As you may have heard, Lithuania has cut off much of the land supply to Kalingrad, a former German city held by Russia, but which has no land connection to Russia.

Lithuania has applied EU sanctions to the transit of goods to Kaliningrad. Russia says this is a blockade and in violation of an agreement from 2002 to allow transit between the Russian mainland and Kaliningrad. Sanctions apparently amount to about 50 percent of shipments, and Lithuania has also closed its airspace to Russia. Because the Baltic freezes during the winter, resupplying Kaliningrad will become particularly difficult in a few months.

The Russian official response has been fairly measured — they consider it a violation and are studying how to retaliate.

The simplest retaliations are not easy; while the EU as a whole relies in Russian energy, Lithuania itself is relatively energy self-sufficient.

I would suggest that the solution, as Lithuania says it is just implementing EU sanctions, is to simply shut off energy to the EU as a whole for a while and see what happens.

But there’s something else here that needs comment: Lithuania is part of NATO.

I believed, when Lithuania joined NATO, that it shouldn’t have been let in. Lithuania has an army of about 20K. It’s not Ukraine, with Europe’s largest army (and still losing), it could be overrun in days. Lithuania feels free to provoke Russia because of NATO Article 5.

But let’s look at exactly what Article 5 says:

The Parties agree that an armed attack against one or more of them . . . shall be considered an attack against them all and consequently they agree that, if such an armed attack occurs, each of them, in exer­cise of the right of indi­vidual or collect­ive self-defence recog­nised by Article 51 of the Charter of the United Nations, will assist the Party or Parties so attacked by taking . . . such action as it deems neces­sary, includ­ing the use of armed force, to restore and main­tain the secur­ity of the North Atlantic area.
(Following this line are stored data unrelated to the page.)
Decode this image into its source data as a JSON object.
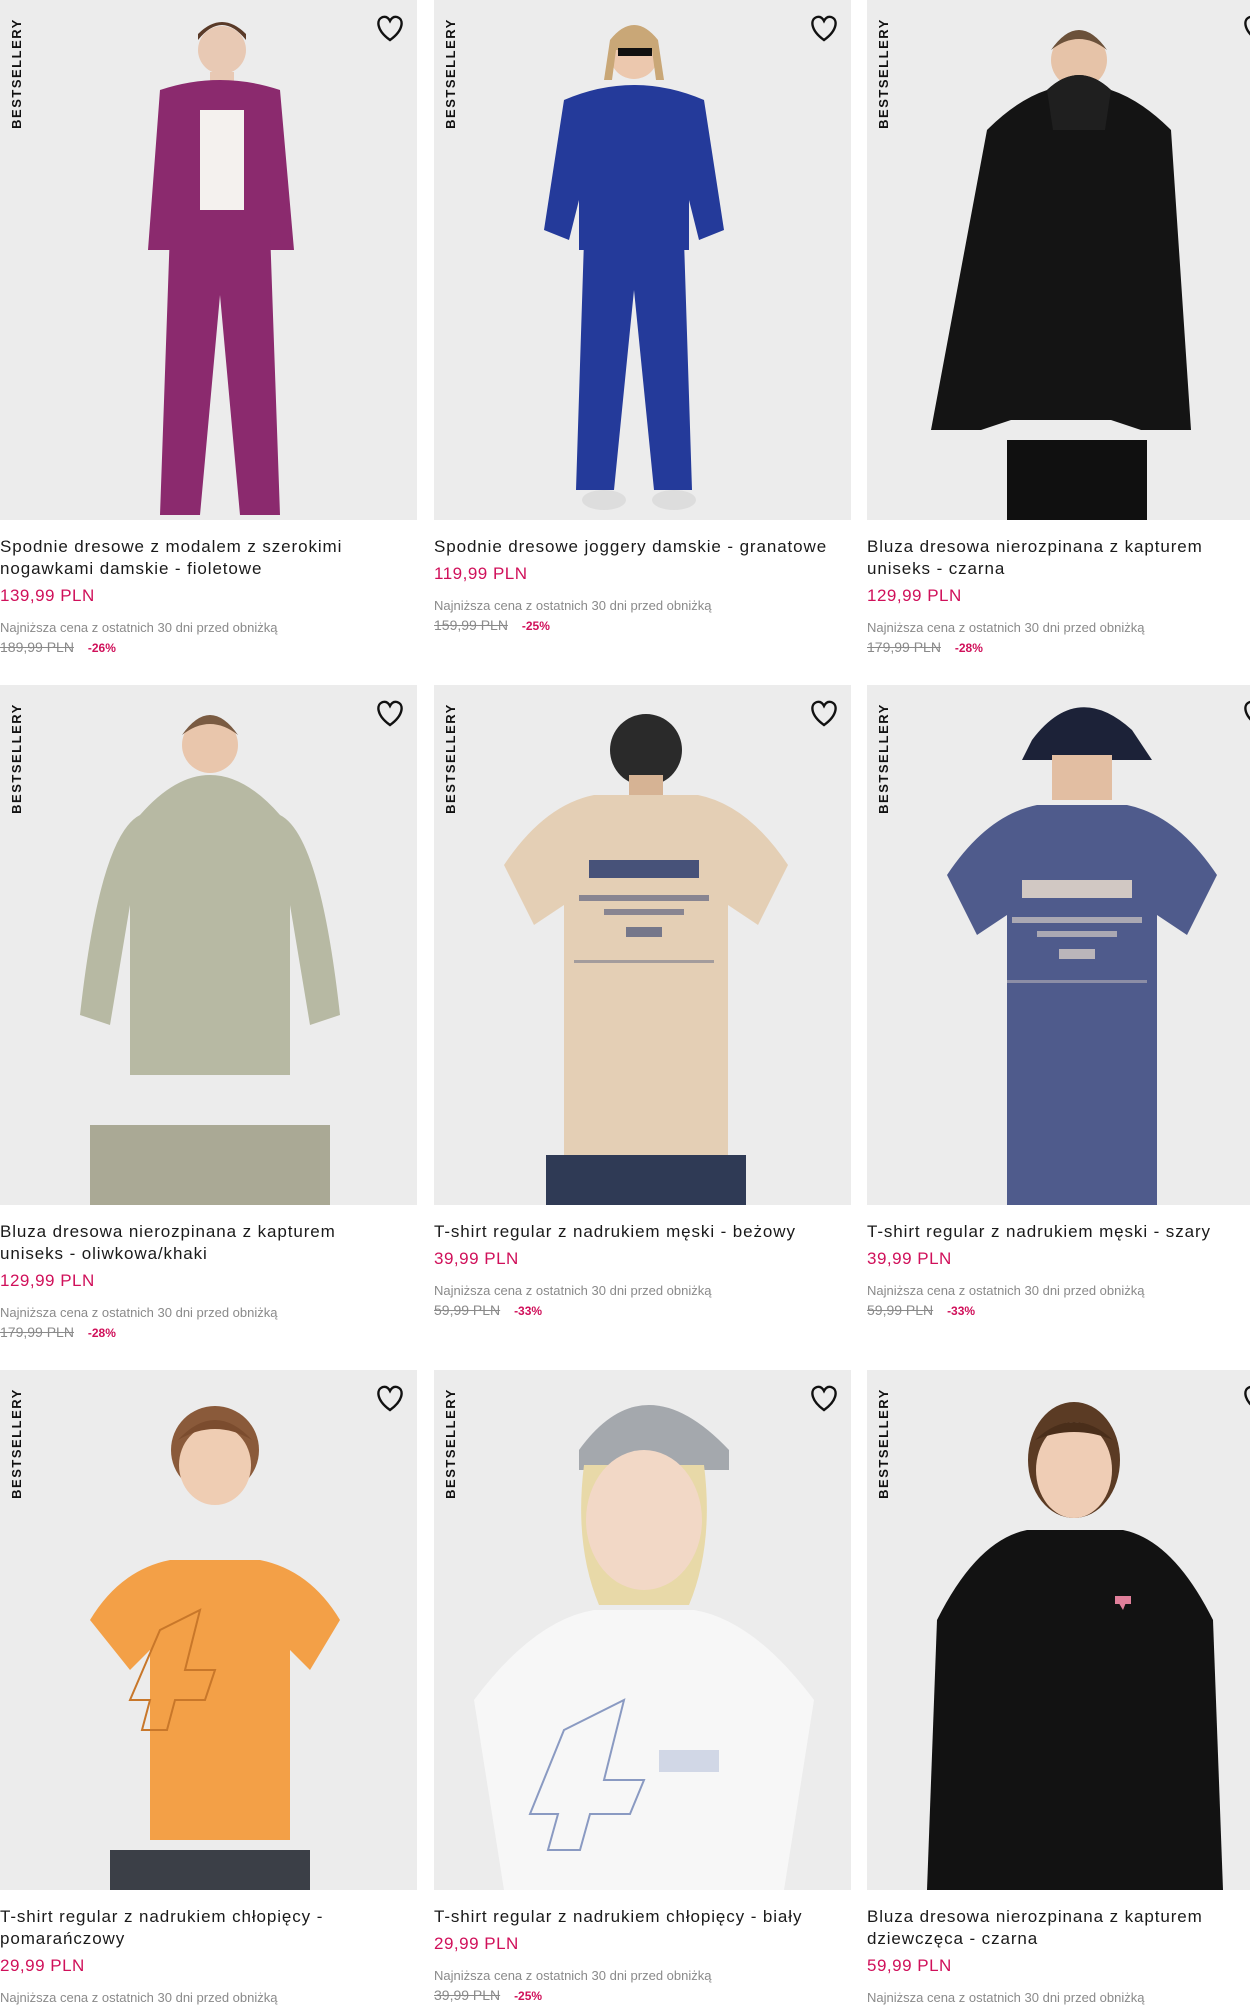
{
  "badge_label": "BESTSELLERY",
  "lowest_label": "Najniższa cena z ostatnich 30 dni przed obniżką",
  "products": [
    {
      "name": "Spodnie dresowe z modalem z szerokimi nogawkami damskie - fioletowe",
      "price": "139,99 PLN",
      "old_price": "189,99 PLN",
      "discount": "-26%",
      "color": "#8b2a6e",
      "icon": "heart-outline"
    },
    {
      "name": "Spodnie dresowe joggery damskie - granatowe",
      "price": "119,99 PLN",
      "old_price": "159,99 PLN",
      "discount": "-25%",
      "color": "#243a9a",
      "icon": "heart-outline"
    },
    {
      "name": "Bluza dresowa nierozpinana z kapturem uniseks - czarna",
      "price": "129,99 PLN",
      "old_price": "179,99 PLN",
      "discount": "-28%",
      "color": "#141414",
      "icon": "heart-outline"
    },
    {
      "name": "Bluza dresowa nierozpinana z kapturem uniseks - oliwkowa/khaki",
      "price": "129,99 PLN",
      "old_price": "179,99 PLN",
      "discount": "-28%",
      "color": "#b7b9a3",
      "icon": "heart-outline"
    },
    {
      "name": "T-shirt regular z nadrukiem męski - beżowy",
      "price": "39,99 PLN",
      "old_price": "59,99 PLN",
      "discount": "-33%",
      "color": "#e4cfb5",
      "icon": "heart-outline"
    },
    {
      "name": "T-shirt regular z nadrukiem męski - szary",
      "price": "39,99 PLN",
      "old_price": "59,99 PLN",
      "discount": "-33%",
      "color": "#4f5b8c",
      "icon": "heart-outline"
    },
    {
      "name": "T-shirt regular z nadrukiem chłopięcy - pomarańczowy",
      "price": "29,99 PLN",
      "old_price": "",
      "discount": "",
      "color": "#f3a047",
      "icon": "heart-outline"
    },
    {
      "name": "T-shirt regular z nadrukiem chłopięcy - biały",
      "price": "29,99 PLN",
      "old_price": "39,99 PLN",
      "discount": "-25%",
      "color": "#f7f7f7",
      "icon": "heart-outline"
    },
    {
      "name": "Bluza dresowa nierozpinana z kapturem dziewczęca - czarna",
      "price": "59,99 PLN",
      "old_price": "",
      "discount": "",
      "color": "#121212",
      "icon": "heart-outline"
    }
  ]
}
You’ll notice that this isn’t actually an automatic declaration of war. Each country in NATO will decide what to do.

As I’ve said in the past, if Russia attacks Lithuania, I feel we should go to war.

But the analogy right now is that someone who is too weak to fight is poking someone dangerous because they have friends who can fight.

Are we really willing to risk WWIII and nuclear armageddon so that Lithuania or the EU can provoke Russia?

Lithuanian politicians seem to think that Article 5 is automatic: It isn’t, and they need to remember that. The same is true of the EU as a whole, whose military cannot defeat Russia without aid from the US and Turkey.

How sure are they that the US will answer the call?

Should the US answer the call? Are you personally willing to die so that Lithuania and the EU can poke Russia? (A Russian ex-general recently noted that, if war breaks out, the UK will cease to exist, so this question isn’t really just for Americans.)

I suggest that EU and Lithuanian politicians and citizens should think this over carefully. Turkey, I virtually guarantee, will not join such a war, and those who depend on the US have often found out that it cannot be trusted when the stakes are high.

I doubt this situation will lead to war, but each provocation and escalation, from either side, increases the odds, and we’re playing a very high stakes game here — given how many nuclear weapons both sides have.

Perhaps we should think carefully about for whom we are actually willing to die, about who we’re willing to defend if the cost is that almost everyone we know, including our family and friends, stands a good chance of dying.

Because if WWIII happens, whichever side starts losing, will use nuclear weapons.

You can’t automatically bow down to threats and never be willing to fight, or those who are willing to use violence can make you do anything they want, but there’s a difference between standing up for yourself and provoking a fight.

The EU, NATO and the Baltic states need to think very carefully about this difference.